A limitation of this study is the use of a food questionnaire. The parents were asked about the food intake over the past week. The mean was calculated to estimate the daily vitamin D intake. A food recall is less reliable compared to that of an actual food diary. To minimize the differences, the same investigator conducted all the food questionnaires. This enabled an even comparison of all the given answers. The parent dependent variable of being able to securely remember the intake could not be taken into account. Existing food composition databases were used to calculate the actual intake of vitamin D₃ from food.

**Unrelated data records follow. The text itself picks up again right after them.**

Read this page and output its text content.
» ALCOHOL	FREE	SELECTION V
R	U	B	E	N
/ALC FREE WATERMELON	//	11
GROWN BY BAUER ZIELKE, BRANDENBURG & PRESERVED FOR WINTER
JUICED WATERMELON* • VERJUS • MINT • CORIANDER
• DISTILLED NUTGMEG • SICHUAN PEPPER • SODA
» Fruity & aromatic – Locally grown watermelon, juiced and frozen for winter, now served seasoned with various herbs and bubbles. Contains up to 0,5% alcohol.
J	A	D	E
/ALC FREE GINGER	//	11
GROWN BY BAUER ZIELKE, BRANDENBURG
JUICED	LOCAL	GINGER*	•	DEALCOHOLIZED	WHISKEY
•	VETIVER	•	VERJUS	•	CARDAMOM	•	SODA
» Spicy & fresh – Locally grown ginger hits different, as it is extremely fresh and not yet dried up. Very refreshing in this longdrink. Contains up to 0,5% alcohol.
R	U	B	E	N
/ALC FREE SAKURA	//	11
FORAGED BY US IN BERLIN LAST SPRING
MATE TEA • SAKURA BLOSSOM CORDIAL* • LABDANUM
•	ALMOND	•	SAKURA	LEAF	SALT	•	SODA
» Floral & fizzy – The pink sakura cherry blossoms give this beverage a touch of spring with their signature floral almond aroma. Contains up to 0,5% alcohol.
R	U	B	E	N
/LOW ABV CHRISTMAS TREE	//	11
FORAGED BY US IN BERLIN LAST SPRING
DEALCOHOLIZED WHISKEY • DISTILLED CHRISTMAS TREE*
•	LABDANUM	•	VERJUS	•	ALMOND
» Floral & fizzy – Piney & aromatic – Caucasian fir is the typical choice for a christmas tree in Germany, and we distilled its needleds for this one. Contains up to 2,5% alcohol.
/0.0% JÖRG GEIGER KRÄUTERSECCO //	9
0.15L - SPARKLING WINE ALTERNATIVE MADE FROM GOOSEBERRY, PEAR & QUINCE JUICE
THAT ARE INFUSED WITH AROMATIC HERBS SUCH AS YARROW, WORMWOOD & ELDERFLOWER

In these databases there was no information on the different types of vitamin D (vitamin D₂, vitamin D₃ or 25(OH)D₃).

Finally, the children in this study all came with a complaint to the pediatrician meaning that they were initially not completely healthy. However, the complaints did not have an impact on vitamin D metabolism so the effect on the serum 25(OH)D₃ concentration was minimal.

The results of this study are important because between October and April there is almost no vitamin D synthesis in the skin and many children have a low serum 25(OH)D₃ concentration during these months. Vitamin D has several important effects in the body, making it important to maintain an adequate serum 25(OH)D₃ concentration.

4. Conclusions

Between October and April food has an unexpected significant contribution to the serum 25(OH)D₃ concentration. Supplements with vitamin D were trivial compared to vitamin D rich food sources. Furthermore, the mean serum 25(OH)D₃ concentration of many children is below the normal range. Due to the important function of vitamin D, it is advisable to recommend nutrition that is rich in vitamin D for children between October and April. Milk is especially important. As the risk for lower 25(OH)D₃ concentrations increases with age into adolescence, more research is needed on the influence of several factors on the serum 25(OH)D₃ concentration in adolescents and special attention is needed for this group.